Four of the five D.C. mayoral candidates on the Nov. 5 general election ballot faced off for the first time yesterday in a debate that focused mainly on public schools, health care and affordable housing.
The two front-runners, Mayor Anthony A. Williams, Democrat, and D.C. Council member Carol Schwartz, at-large Republican, agreed on many issues including the funding increases in D.C. public schools and improvements that have been made by the Williams administration. But the two repeatedly bumped heads on the size of city government
Mr. Williams, 51, said that if elected funding public schools and youth programs would be his No. 1 priority.
"My only regret, if I should not win a second term, I regret mostly my inability to transform the public education system for our city," Mr. Williams said.
He said that he was proud of his record of providing more funding to schools, mental health, youth services and affordable housing than any other programs.
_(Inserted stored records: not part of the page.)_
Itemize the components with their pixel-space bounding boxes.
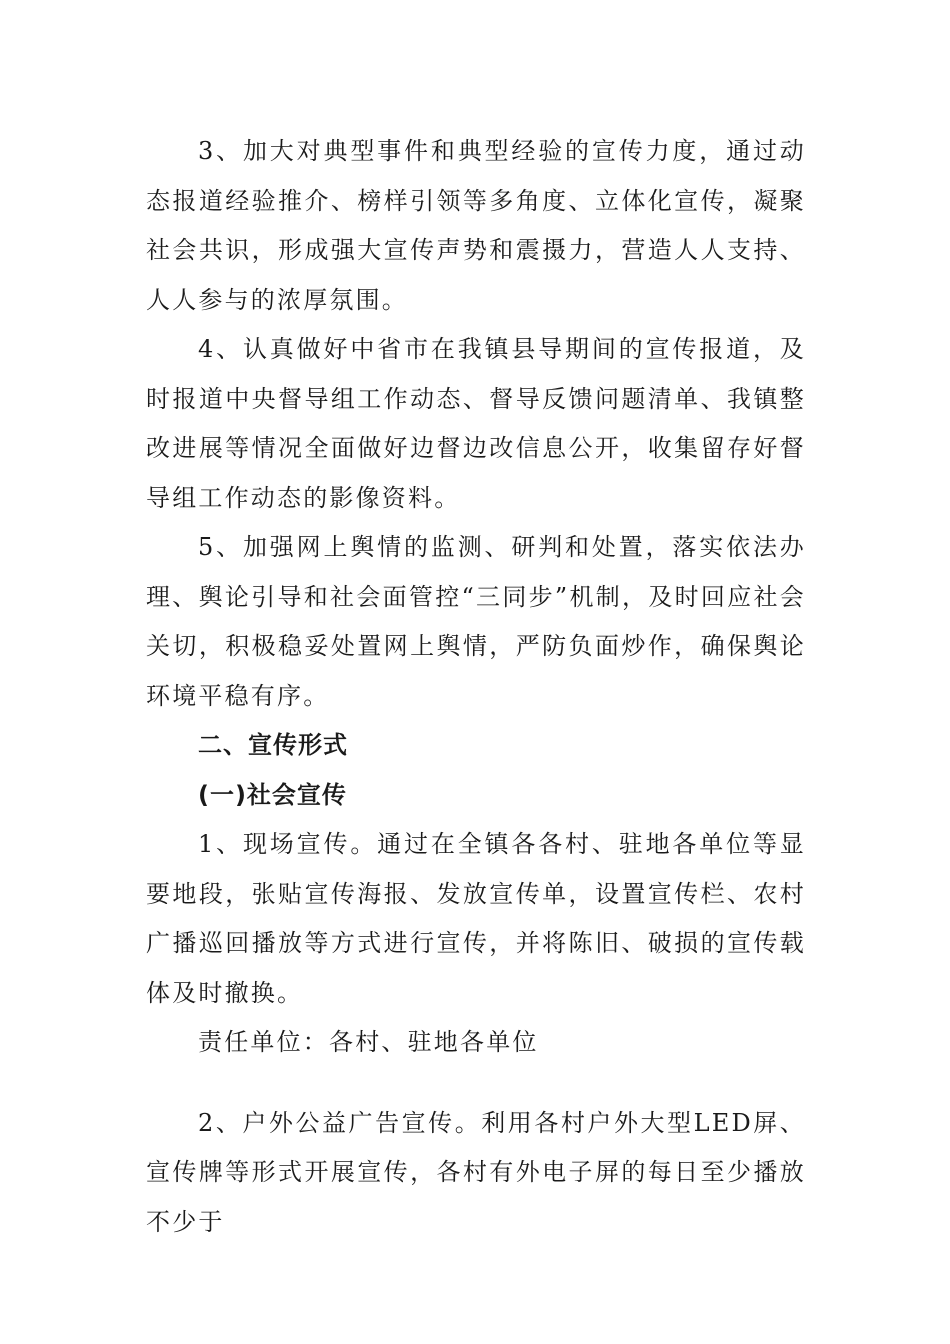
blank-spacer bbox=[146, 1068, 806, 1099]
responsibility-line: 责任单位：各村、驻地各单位 bbox=[198, 1028, 539, 1056]
subsection-heading: (一)社会宣传 bbox=[198, 780, 347, 809]
paragraph-item-5: 5、加强网上舆情的监测、研判和处置，落实依法办理、舆论引导和社会面管控“三同步”机制，及时回应社会关切，积极稳妥处置网上舆情，严防负面炒作，确保舆论环境平稳有序。 bbox=[146, 533, 806, 710]
document-body bbox=[146, 127, 806, 1247]
paragraph-item-1: 1、现场宣传。通过在全镇各各村、驻地各单位等显要地段，张贴宣传海报、发放宣传单，设置宣传栏、农村广播巡回播放等方式进行宣传，并将陈旧、破损的宣传载体及时撤换。 bbox=[146, 830, 806, 1007]
section-heading: 二、宣传形式 bbox=[198, 731, 348, 759]
paragraph-item-4: 4、认真做好中省市在我镇县导期间的宣传报道，及时报道中央督导组工作动态、督导反馈问题清单、我镇整改进展等情况全面做好边督边改信息公开，收集留存好督导组工作动态的影像资料。 bbox=[146, 335, 806, 512]
paragraph-item-3: 3、加大对典型事件和典型经验的宣传力度，通过动态报道经验推介、榜样引领等多角度、立体化宣传，凝聚社会共识，形成强大宣传声势和震摄力，营造人人支持、人人参与的浓厚氛围。 bbox=[146, 137, 806, 314]
paragraph-item-2: 2、户外公益广告宣传。利用各村户外大型LED屏、宣传牌等形式开展宣传，各村有外电子屏的每日至少播放不少于 bbox=[146, 1108, 806, 1236]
Mrs. Schwartz, 60, argued that the bloated bureaucracy has not decreased by 10,000 jobs, as Mr. Williams has said. She said that the number of D.C. employees with full-time equivalency has decreased by a few hundred.
"We have cut $213 million out of the city government, and that is the real issue," Mr. Williams countered, emphasizing that the number of employees wasn't important, but the amount of spending was.
The debate, sponsored by Channel 32 (WHUT-TV) and American University's WAMU Radio (88.1-FM), was held yesterday in Howard University's television studios.
Mrs. Schwartz, Statehood-Green candidate Steve Donkin and independent Tricia Kinch attacked the mayor on the status of public health care and the free pass he has given to the D.C. Sports and Entertainment Commission.
"We are paying more money to serve less people under the health care alliance," Mrs. Schwartz said, "A report from the D.C. Inspector General showed that [the alliance] was serving 4,000 who were not even eligible."
She said that she wanted to see an "upgraded" public hospital in the city and pointed out that the mayor closed D.C. General Hospital despite a unanimous decision from the council to keep it open.
Miss Kinch, 49, said that opening a full-service public hospital would be one of her priorities.
"When I collected signatures to get on the ballot this summer the most important issue residents opposed was the closure of D.C. General," Miss Kinch said.
Mr. Donkin, 41, a science teacher working for the D.C. public schools, said that he also wanted to see the health care system revert to public hospitals.
But he said his No. 1 priority would be to refocus the city government's agenda to lowering taxes for the poor "making the rich pay their fair share" getting the full federal payment and stopping government subsidies for events such as the Olympic bid, baseball and the Grand Prix race.
There was little discussion about Mr. Williams' petition scandal this summer and none about his fund-raising scandal.
Mrs. Schwartz, waging her fourth attempt to capture the District's highest political office, has put on a strong campaign since accepting her party's nomination late last month.
She received endorsements from the InTowner and the Northwest Current community newspapers covering Ward 3 issues in upper Northwest.